Nvidia CEO Jensen Huang said on Thursday he was confident that President Trump and Chinese leader Xi Jinping had a good conversation during a much-anticipated meeting in South Korea earlier in the day.
“I have every confidence that the two presidents had a very good conversation. It doesn’t have to involve anything that I do,” said Huang.
The U.S. government strengthened export controls on advanced semiconductors, including GPUs, to limit China’s access to cutting-edge AI capabilities for commercial and military use.
The Bureau of Industry and Security (BIS) issued updated rules requiring broader licensing for high-performance chips destined for China, and emphasizing national security concerns. These measures specifically target processors capable of accelerating AI and machine learning workloads, effectively restricting the most advanced hardware while allowing limited, regulated exports. The controls reflect the U.S.’s strategic goal of maintaining technological leadership in AI and high-performance computing while managing geopolitical risks.
Amid these restrictions, Nvidia has publicly acknowledged the potential to bring its Blackwell-architecture GPUs to China under U.S. government approval.
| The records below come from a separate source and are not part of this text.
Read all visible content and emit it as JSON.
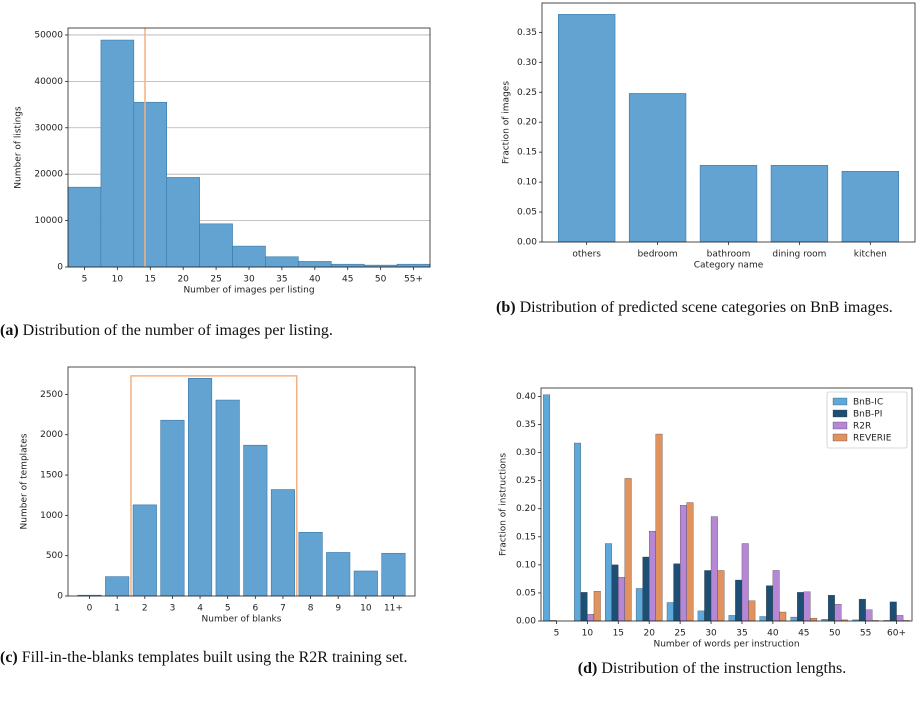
{
  "chart_data": [
    {
      "type": "histogram",
      "x_label": "Number of images per listing",
      "y_label": "Number of listings",
      "caption": {
        "label": "(a)",
        "text": "Distribution of the number of images per listing."
      },
      "bins": [
        2.5,
        7.5,
        12.5,
        17.5,
        22.5,
        27.5,
        32.5,
        37.5,
        42.5,
        47.5,
        52.5,
        57.5
      ],
      "counts": [
        17200,
        48900,
        35500,
        19300,
        9300,
        4500,
        2200,
        1200,
        600,
        400,
        600
      ],
      "color": "#62a3d2",
      "vline": 14.2,
      "vline_color": "#f4b183",
      "xlim": [
        2.5,
        57.5
      ],
      "xticks": [
        5,
        10,
        15,
        20,
        25,
        30,
        35,
        40,
        45,
        50,
        {
          "value": 55,
          "label": "55+"
        }
      ],
      "ylim": [
        0,
        51500
      ],
      "yticks": [
        0,
        10000,
        20000,
        30000,
        40000,
        50000
      ],
      "grid": true
    },
    {
      "type": "bar",
      "x_label": "Category name",
      "y_label": "Fraction of images",
      "caption": {
        "label": "(b)",
        "text": "Distribution of predicted scene categories on BnB images."
      },
      "categories": [
        "others",
        "bedroom",
        "bathroom",
        "dining room",
        "kitchen"
      ],
      "values": [
        0.38,
        0.248,
        0.128,
        0.128,
        0.118
      ],
      "color": "#62a3d2",
      "ylim": [
        0,
        0.399
      ],
      "yticks": [
        {
          "value": 0,
          "label": "0.00"
        },
        {
          "value": 0.05,
          "label": "0.05"
        },
        {
          "value": 0.1,
          "label": "0.10"
        },
        {
          "value": 0.15,
          "label": "0.15"
        },
        {
          "value": 0.2,
          "label": "0.20"
        },
        {
          "value": 0.25,
          "label": "0.25"
        },
        {
          "value": 0.3,
          "label": "0.30"
        },
        {
          "value": 0.35,
          "label": "0.35"
        }
      ],
      "grid": false
    },
    {
      "type": "bar",
      "x_label": "Number of blanks",
      "y_label": "Number of templates",
      "caption": {
        "label": "(c)",
        "text": "Fill-in-the-blanks templates built using the R2R training set."
      },
      "categories": [
        "0",
        "1",
        "2",
        "3",
        "4",
        "5",
        "6",
        "7",
        "8",
        "9",
        "10",
        "11+"
      ],
      "values": [
        10,
        240,
        1130,
        2180,
        2700,
        2430,
        1870,
        1320,
        790,
        540,
        310,
        530
      ],
      "color": "#62a3d2",
      "highlight": {
        "from": 1.5,
        "to": 7.5,
        "height": 2730,
        "color": "#f4b183"
      },
      "ylim": [
        0,
        2840
      ],
      "yticks": [
        0,
        500,
        1000,
        1500,
        2000,
        2500
      ],
      "grid": false
    },
    {
      "type": "grouped_bar",
      "x_label": "Number of words per instruction",
      "y_label": "Fraction of instructions",
      "caption": {
        "label": "(d)",
        "text": "Distribution of the instruction lengths."
      },
      "categories": [
        "5",
        "10",
        "15",
        "20",
        "25",
        "30",
        "35",
        "40",
        "45",
        "50",
        "55",
        "60+"
      ],
      "series": [
        {
          "name": "BnB-IC",
          "color": "#5ea9dc",
          "values": [
            0.403,
            0.317,
            0.138,
            0.058,
            0.033,
            0.018,
            0.01,
            0.008,
            0.007,
            0.003,
            0.002,
            0.001
          ]
        },
        {
          "name": "BnB-PI",
          "color": "#1d4e74",
          "values": [
            0.001,
            0.051,
            0.1,
            0.114,
            0.102,
            0.09,
            0.073,
            0.063,
            0.051,
            0.046,
            0.039,
            0.034
          ]
        },
        {
          "name": "R2R",
          "color": "#b587d6",
          "values": [
            0,
            0.012,
            0.078,
            0.16,
            0.206,
            0.186,
            0.138,
            0.09,
            0.052,
            0.03,
            0.02,
            0.01
          ]
        },
        {
          "name": "REVERIE",
          "color": "#e0925f",
          "values": [
            0,
            0.053,
            0.254,
            0.333,
            0.211,
            0.09,
            0.036,
            0.016,
            0.005,
            0.002,
            0.001,
            0.001
          ]
        }
      ],
      "legend": "upper right",
      "ylim": [
        0,
        0.415
      ],
      "yticks": [
        {
          "value": 0,
          "label": "0.00"
        },
        {
          "value": 0.05,
          "label": "0.05"
        },
        {
          "value": 0.1,
          "label": "0.10"
        },
        {
          "value": 0.15,
          "label": "0.15"
        },
        {
          "value": 0.2,
          "label": "0.20"
        },
        {
          "value": 0.25,
          "label": "0.25"
        },
        {
          "value": 0.3,
          "label": "0.30"
        },
        {
          "value": 0.35,
          "label": "0.35"
        },
        {
          "value": 0.4,
          "label": "0.40"
        }
      ],
      "grid": false
    }
  ]
}
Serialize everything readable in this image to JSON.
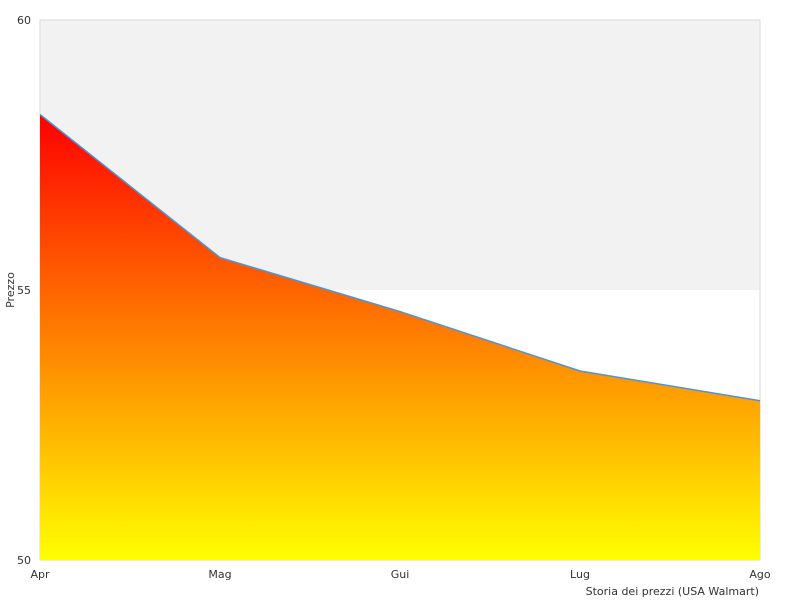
{
  "chart_data": {
    "type": "area",
    "categories": [
      "Apr",
      "Mag",
      "Gui",
      "Lug",
      "Ago"
    ],
    "series": [
      {
        "values": [
          58.25,
          55.6,
          54.6,
          53.5,
          52.95
        ]
      }
    ],
    "title": "",
    "xlabel": "Storia dei prezzi (USA Walmart)",
    "ylabel": "Prezzo",
    "ylim": [
      50,
      60
    ],
    "yticks": [
      "50",
      "55",
      "60"
    ],
    "grid": true,
    "legend": "none",
    "colors": {
      "upper_band": "#f2f2f2",
      "lower_band": "#ffffff",
      "gradient_top": "#ff0000",
      "gradient_bottom": "#ffff00",
      "line": "#4f93d8",
      "frame": "#d9d9d9"
    }
  }
}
Huang indicated that any China-specific deployment would comply with export regulations, potentially involving performance-limited versions. This scenario illustrates the tension between commercial opportunities and regulatory constraints, highlighting how major tech firms must navigate U.S.-China geopolitical dynamics while supporting global AI innovation. It underscores the broader interplay of technology, trade policy, and national security in 2025.
For companies like Nvidia, navigating these dynamics requires balancing commercial opportunities with strict regulatory compliance, ensuring that technology deployment aligns with both government policy and international market considerations.